Where to get: Contact Bette Jane’s directly to place an order.

Nose: Soft ginger; bold lemon; slight vanilla.

Taste: Slow ginger burn; lemon. More of a tart kick than a spicy kick. Very smooth for a ginger beer, which is fairly unusual. Tastes very authentic. The use of simple, quality ingredients stands out. Most ginger beers are slightly harsh, to very harsh on the palate by design. I didn’t know how to take this at first, but it really grows on you. It’s probably too light to consistently drink by itself. But that isn’t what this ginger beer was designed for, so now we had a perfectly good excuse to get drunk… test this out with rum. And whoa. It makes a world of different. The ginger beer really let’s rum do the talking for itself while still being present enough to make you say, “Ah, there it is!” Crisp and refreshing. This does better with alcohol than on it’s own.

Finish: Smooth lemon with a lingering candied ginger fruitiness.

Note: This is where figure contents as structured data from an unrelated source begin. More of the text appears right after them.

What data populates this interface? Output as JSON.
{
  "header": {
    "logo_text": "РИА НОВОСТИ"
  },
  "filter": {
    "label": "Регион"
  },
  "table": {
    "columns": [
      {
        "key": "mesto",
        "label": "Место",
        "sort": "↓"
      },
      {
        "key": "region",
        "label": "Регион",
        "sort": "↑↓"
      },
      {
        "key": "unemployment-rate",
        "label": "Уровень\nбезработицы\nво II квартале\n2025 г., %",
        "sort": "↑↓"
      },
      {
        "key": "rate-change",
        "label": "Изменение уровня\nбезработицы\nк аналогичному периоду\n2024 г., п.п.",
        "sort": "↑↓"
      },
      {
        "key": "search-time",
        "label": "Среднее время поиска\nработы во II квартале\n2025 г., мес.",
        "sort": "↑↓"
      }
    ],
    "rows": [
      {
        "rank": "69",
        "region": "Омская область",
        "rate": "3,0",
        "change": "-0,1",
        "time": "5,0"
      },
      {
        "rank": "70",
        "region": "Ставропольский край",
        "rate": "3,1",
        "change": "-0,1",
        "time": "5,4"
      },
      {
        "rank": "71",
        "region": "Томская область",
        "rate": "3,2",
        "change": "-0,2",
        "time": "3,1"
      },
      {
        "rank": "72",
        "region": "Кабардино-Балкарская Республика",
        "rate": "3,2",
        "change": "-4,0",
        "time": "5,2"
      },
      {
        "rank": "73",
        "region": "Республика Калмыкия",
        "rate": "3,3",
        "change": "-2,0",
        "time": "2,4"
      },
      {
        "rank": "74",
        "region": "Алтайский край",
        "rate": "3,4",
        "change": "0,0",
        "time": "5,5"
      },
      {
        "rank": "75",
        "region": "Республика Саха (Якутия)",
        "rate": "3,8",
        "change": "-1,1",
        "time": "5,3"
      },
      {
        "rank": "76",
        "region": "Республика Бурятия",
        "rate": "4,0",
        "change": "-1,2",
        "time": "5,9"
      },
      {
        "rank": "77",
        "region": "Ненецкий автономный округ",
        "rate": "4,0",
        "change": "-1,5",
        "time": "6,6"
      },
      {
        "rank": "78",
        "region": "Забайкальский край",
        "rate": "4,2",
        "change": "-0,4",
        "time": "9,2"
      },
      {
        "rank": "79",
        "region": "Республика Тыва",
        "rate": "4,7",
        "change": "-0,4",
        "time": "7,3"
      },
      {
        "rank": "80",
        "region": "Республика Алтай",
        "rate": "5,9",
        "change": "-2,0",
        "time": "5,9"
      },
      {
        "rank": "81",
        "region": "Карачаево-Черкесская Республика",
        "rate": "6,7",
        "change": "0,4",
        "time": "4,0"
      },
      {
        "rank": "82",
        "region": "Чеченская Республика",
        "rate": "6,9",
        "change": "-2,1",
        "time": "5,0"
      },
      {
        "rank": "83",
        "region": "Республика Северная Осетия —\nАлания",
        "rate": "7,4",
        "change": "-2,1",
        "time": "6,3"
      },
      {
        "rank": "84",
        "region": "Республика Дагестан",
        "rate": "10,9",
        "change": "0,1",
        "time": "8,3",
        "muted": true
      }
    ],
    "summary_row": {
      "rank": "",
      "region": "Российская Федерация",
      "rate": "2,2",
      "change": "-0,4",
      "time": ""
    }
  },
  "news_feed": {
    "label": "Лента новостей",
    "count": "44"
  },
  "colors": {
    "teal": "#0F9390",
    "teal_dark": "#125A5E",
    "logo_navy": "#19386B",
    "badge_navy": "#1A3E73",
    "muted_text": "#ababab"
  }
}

Rating: If you’re looking for a mixer to add flavor to your cocktail without stealing its thunder, this is your ginger beer. The bite isn’t strong enough to shock, yet is bold enough to enjoy. The mildness of the ginger makes it easy to drink on its own, but may be too light to consistently drink without alcohol. The use of lemon in this is really phenomenal and is a flavor most ginger beers completely ignore. It really makes the beverage shine. Think of it this way: by drinking a bottle of Bette Jane’s, your also helping out a good cause. Who knew you could be philanthropic and get drunk all in one fell swoop. Get a copper mug; get a Bette Jane’s and an adult elixir, and take a load off.